To cite one example: Jean-Marc Itard, the speech teacher and audiologist who is best known for his work with Victor, the "Wild Boy of Aveyron," was a faculty member of the Institution Nationale de Paris (The National Institute for the Deaf) after the French Revolution. Harlan Lane records that he experimented on the deaf students. Believing that chronic deafness might be caused by a buildup of fluid and improper drainage in the Eustachian tubes, he surgically installed metal shunts into several unlucky pupils. After two died from infections, Itard discontinued the "treatment." Itard’s approach was a bit radical, involving surgery, but no more or less absurd than the experiments carried out on deaf people by other doctors.

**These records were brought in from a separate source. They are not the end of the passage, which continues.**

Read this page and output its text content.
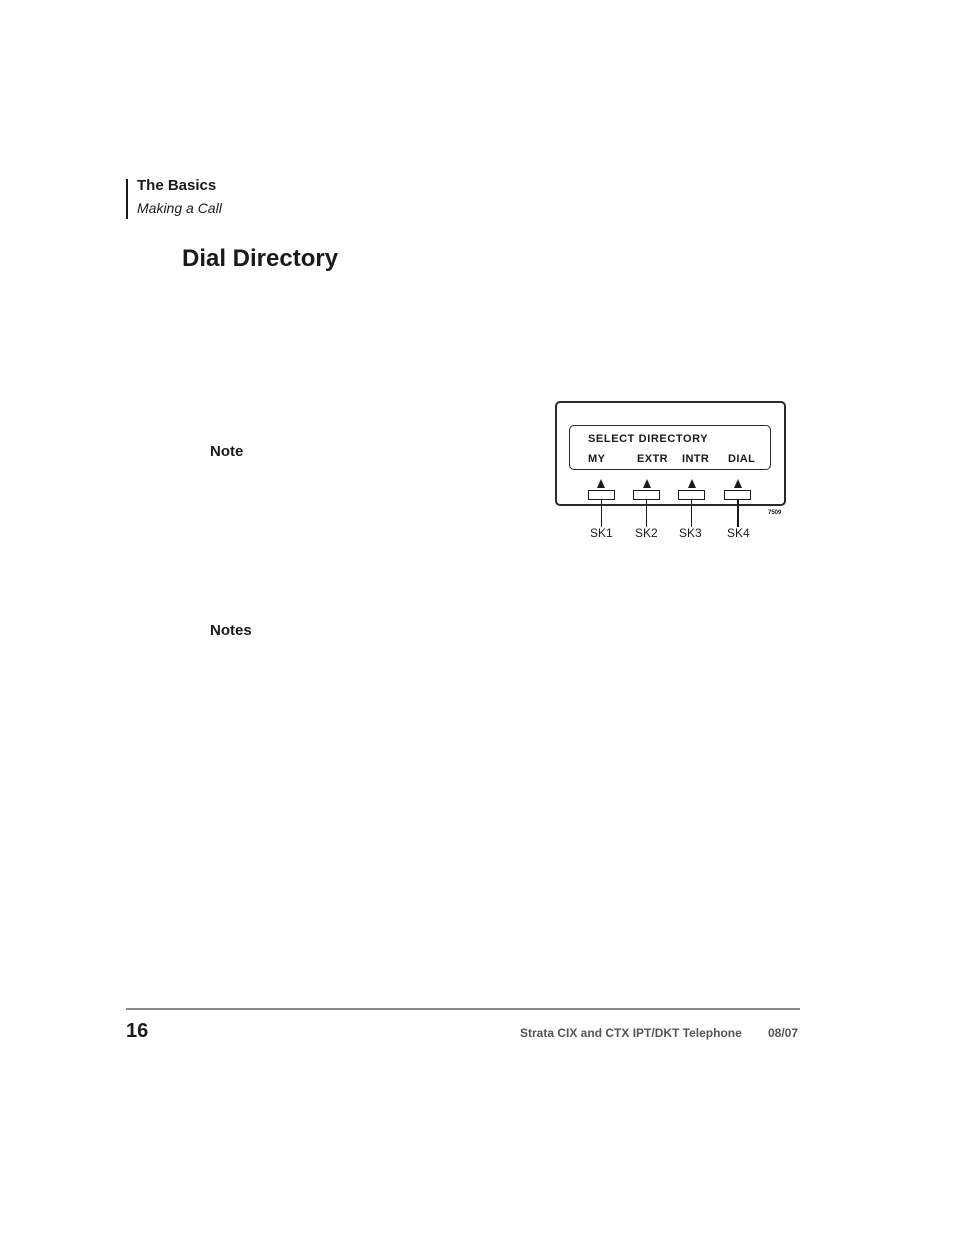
The Basics
Making a Call
Dial Directory
Note
Notes
SELECT DIRECTORY
MY	EXTR INTR DIAL
SK1 SK2 SK3 SK4
7509
16	Strata CIX and CTX IPT/DKT Telephone 08/07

It should be remembered that Alexander Graham Bell invented the telephone while trying to perfect a hearing aid that would benefit his mother and wife, both of whom were deaf (and both of whom were in denial of being deaf). Ironically, the telephone ended up aggravating, not lessening, the communicative barriers between deaf and hearing people. Only when the team of Robert Weitbrecht, Andrew Saks, and James C Marsters developed the acoustic coupler, making telephone communication feasible for deaf people, did the barriers begin to come down. Even so, the Deaf community pushed long and hard to get more TTY access in public facilities, and better relay services.

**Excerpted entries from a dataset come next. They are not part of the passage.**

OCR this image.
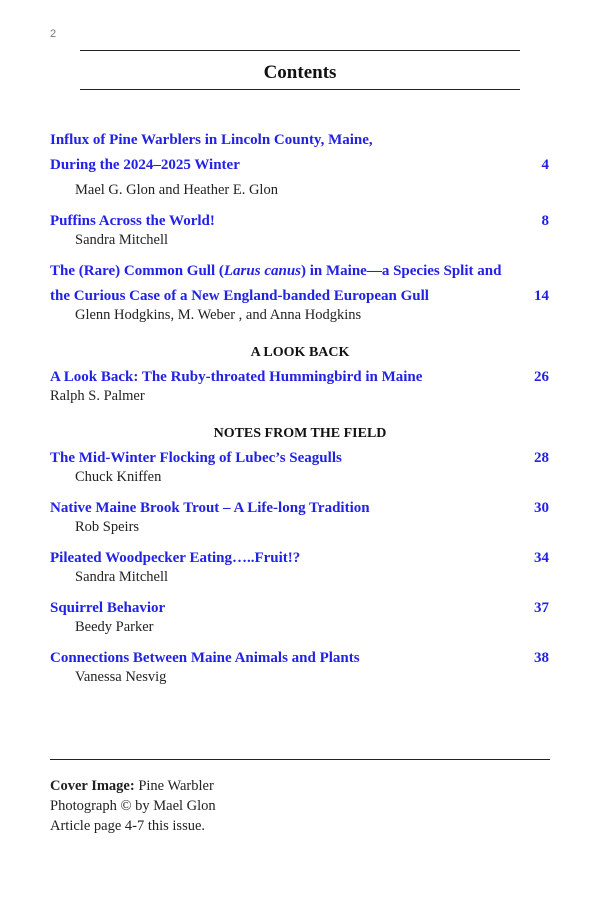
2
Contents
Influx of Pine Warblers in Lincoln County, Maine,
During the 2024–2025 Winter	4
Mael G. Glon and Heather E. Glon
Puffins Across the World!	8
Sandra Mitchell
The (Rare) Common Gull (Larus canus) in Maine—a Species Split and
the Curious Case of a New England-banded European Gull	14
Glenn Hodgkins, M. Weber , and Anna Hodgkins
A LOOK BACK
A Look Back: The Ruby-throated Hummingbird in Maine	26
Ralph S. Palmer
NOTES FROM THE FIELD
The Mid-Winter Flocking of Lubec’s Seagulls	28
Chuck Kniffen
Native Maine Brook Trout – A Life-long Tradition	30
Rob Speirs
Pileated Woodpecker Eating…..Fruit!?	34
Sandra Mitchell
Squirrel Behavior	37
Beedy Parker
Connections Between Maine Animals and Plants	38
Vanessa Nesvig
Cover Image: Pine Warbler
Photograph © by Mael Glon
Article page 4-7 this issue.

During the 18th, 19th, and even into the 20th centuries, were all sorts of treatments, devices, potions, and poultices, all promising to cure or alleviate deafness, but very little progress until the invention of the battery-operated hearing aid, which mechanically amplified sound. These models became progressively more compact and lightweight, less obtrusive, until they reached the stage of development we’re familiar with—the behind-the-ear (BTE) or in-the-canal (ITC) models. Most BTEs are tiny battery-operated machines housed in flesh-colored plastic shells, with a flexible tube connected to the earmold, the customized part that goes into the ear canal. The batteries are about the size of a lentil. Although most BTE shells are flesh-colored, wearers now can choose brightly-colored shells if they like—including red or blue. ITC models are about the size of a garbanzo bean and even less visible than BTEs. Hearing aids are a familiar sight everywhere and an accepted part of Deaf culture.

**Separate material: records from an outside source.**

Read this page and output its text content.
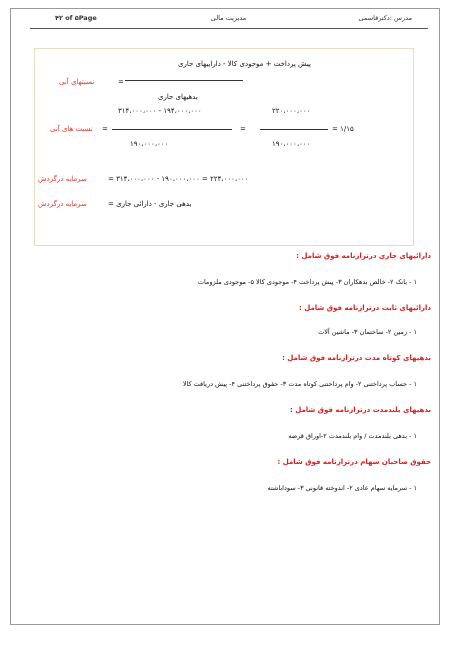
۴۲ of ۵Page	مدیریت مالی	مدرس :دکترقاسمی
پیش پرداخت + موجودی کالا - داراییهای جاری
بدهیهای جاری
=
نسبتهای آنی
نسبت های آنی =
۳۱۴،۰۰۰،۰۰۰ - ۱۹۴،۰۰۰،۰۰۰
۱۹۰،۰۰۰،۰۰۰
=
۲۲۰،۰۰۰،۰۰۰
۱۹۰،۰۰۰،۰۰۰
= ۱/۱۵
سرمایه درگردش	= ۳۱۴،۰۰۰،۰۰۰ - ۱۹۰،۰۰۰،۰۰۰ = ۲۲۴،۰۰۰،۰۰۰
سرمایه درگردش	بدهی جاری - دارائی جاری =
دارائیهای جاری درترازنامه فوق شامل :
۱ - بانک ۲- خالص بدهکاران ۳- پیش پرداخت ۴- موجودی کالا ۵- موجودی ملزومات
دارائیهای ثابت درترازنامه فوق شامل :
۱ - زمین ۲- ساختمان ۳- ماشین آلات
بدهیهای کوتاه مدت درترازنامه فوق شامل :
۱ - حساب پرداختنی ۲- وام پرداختنی کوتاه مدت ۳- حقوق پرداختنی ۴- پیش دریافت کالا
بدهیهای بلندمدت درترازنامه فوق شامل :
۱ - بدهی بلندمدت / وام بلندمدت ۲-اوراق قرضه
حقوق صاحبان سهام درترازنامه فوق شامل :
۱ - سرمایه سهام عادی ۲- اندوخته قانونی ۳- سوداباشته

The first cochlear implants were developed in the 1950s in Australia, and gradually refined. The familiar 22-channel model consists of the implanted magnetic disk and array of electrodes, a BTE-like unit and ring-shaped magnetic transmitter (the visible part that is attached to the scalp behind the ear), and a small speech-processor box (which can be tucked into a pocket), all connected by wires. The 24-channel model is less obtrusive, with fewer visible exterior components, and looks remarkably like a BTE.